Arapovian würdigte Faustriemen keines Blicks, sondern erklärte schlicht: «Mit diesem rülpsenden Ochsen wünsche ich nichts zu tun zu haben. Er verursacht mir Ekel.»

«Ihr beide kennt euch?» Sabinus musste lachen. «Lass mich raten, ihr habt zusammen Wein geschmuggelt? Ihr wart Geschäftspartner?»

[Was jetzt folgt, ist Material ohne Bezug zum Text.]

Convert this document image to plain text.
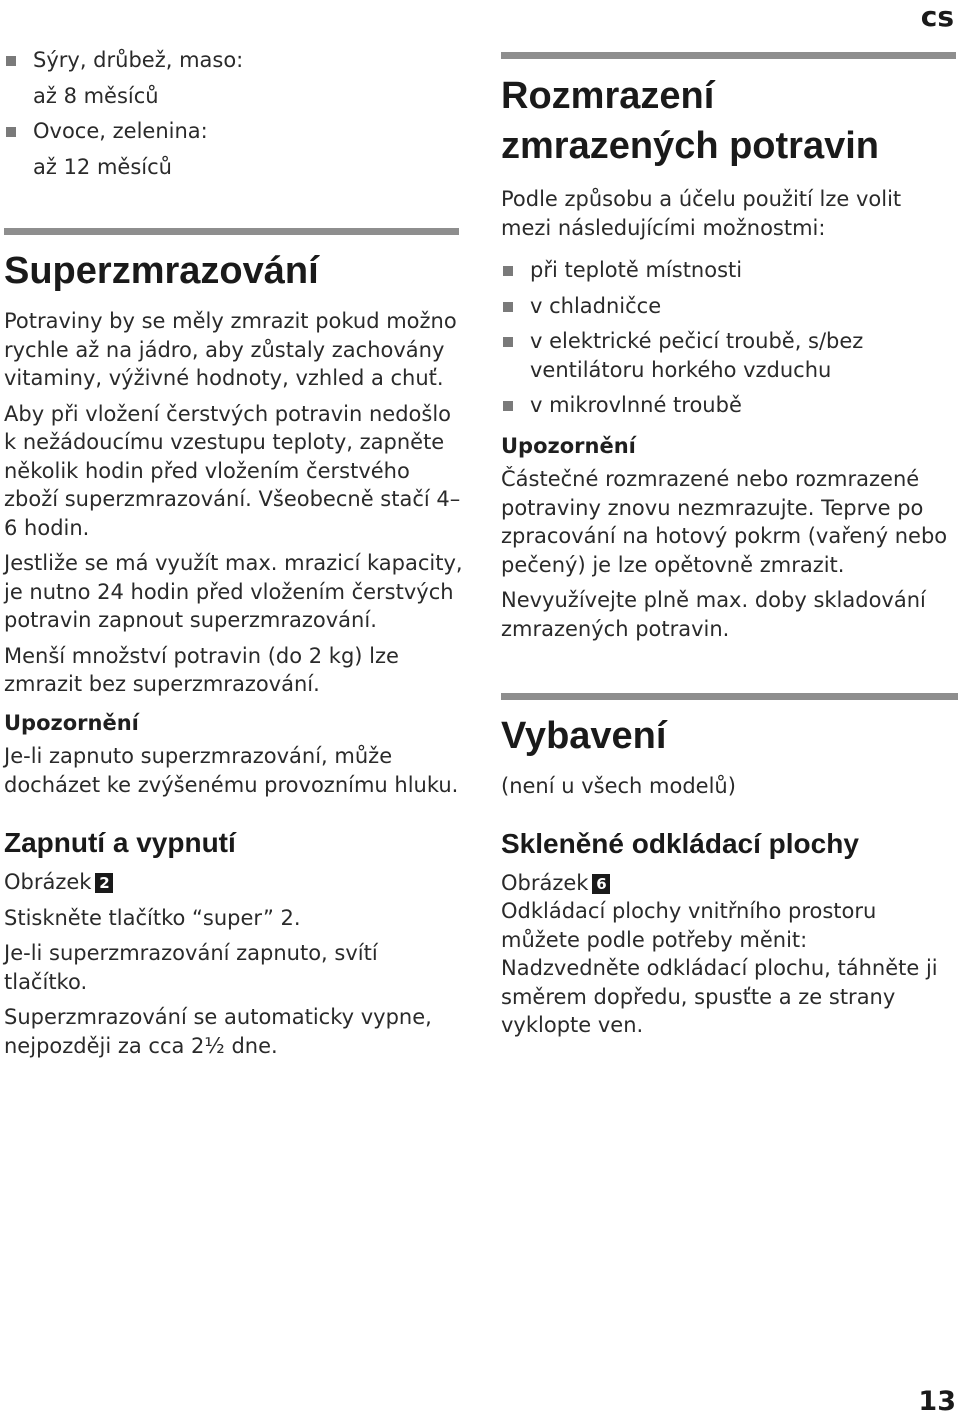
cs
Sýry, drůbež, maso:
až 8 měsíců
Ovoce, zelenina:
až 12 měsíců
Superzmrazování

Potraviny by se měly zmrazit pokud možno rychle až na jádro, aby zůstaly zachovány vitaminy, výživné hodnoty, vzhled a chuť.

Aby při vložení čerstvých potravin nedošlo k nežádoucímu vzestupu teploty, zapněte několik hodin před vložením čerstvého zboží superzmrazování. Všeobecně stačí 4–6 hodin.

Jestliže se má využít max. mrazicí kapacity, je nutno 24 hodin před vložením čerstvých potravin zapnout superzmrazování.

Menší množství potravin (do 2 kg) lze zmrazit bez superzmrazování.

Upozornění

Je-li zapnuto superzmrazování, může docházet ke zvýšenému provoznímu hluku.

Zapnutí a vypnutí

Obrázek 2

Stiskněte tlačítko “super” 2.

Je-li superzmrazování zapnuto, svítí tlačítko.

Superzmrazování se automaticky vypne, nejpozději za cca 2½ dne.

Rozmrazení
zmrazených potravin

Podle způsobu a účelu použití lze volit mezi následujícími možnostmi:

při teplotě místnosti
v chladničce
v elektrické pečicí troubě, s/bez ventilátoru horkého vzduchu
v mikrovlnné troubě
Upozornění

Částečné rozmrazené nebo rozmrazené potraviny znovu nezmrazujte. Teprve po zpracování na hotový pokrm (vařený nebo pečený) je lze opětovně zmrazit.

Nevyužívejte plně max. doby skladování zmrazených potravin.

Vybavení

(není u všech modelů)

Skleněné odkládací plochy

Obrázek 6

Odkládací plochy vnitřního prostoru můžete podle potřeby měnit:

Nadzvedněte odkládací plochu, táhněte ji směrem dopředu, spusťte a ze strany vyklopte ven.

13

«Kein einziger Sohn aus dem Geschlecht der Arapovians hat sich in sechzig Generationen jemals die Hände mit Handel schmutzig gemacht», stellte der Armenier kühl fest. «Ich habe mich von diesem Vieh bloß ein Stück Wegs mitbefördern lassen. Eine halbe Nacht nur habe ich in seiner Gesellschaft verbracht, bis unsere Wege sich wieder trennten. Aber das hat vollauf gereicht, in mir den Wunsch zu nähren, diesen Kerl niemals wiederzusehen.»

«Was stimmt denn nicht mit ihm?»

Der Armenier schürzte die schmalen Lippen. «Er ist ein Affe.»

Sabinus warf einen raschen Blick auf Faustriemen. «Du schmeichelst ihm.»

Arapovian lächelte nicht. Er sah regelrecht gequält aus.

Sabinus aber grinste inzwischen breit. «Genug davon. Ihr zwei bildet ein Gespann. Und jetzt an die Arbeit.»

Zögernd, sichtlich in seiner Würde gekränkt, drehte Arapovian sich um und ging die Treppe hinab. Faustriemen trottete ihm nach.

«Das war kein Fahnenflüchtiger», bemerkte Sabinus über die Schulter hinweg zu Tatullus. «Du weißt, wie eine tatsächliche Fahnenflucht aussieht. Das war ein Rückzug.»

Der Zenturio blieb unerbittlich. «Ihm war kein Befehl zum Rückzug erteilt worden.»

«Weil es keine Rückzugsmöglichkeit gab. Genau wie jetzt und hier.»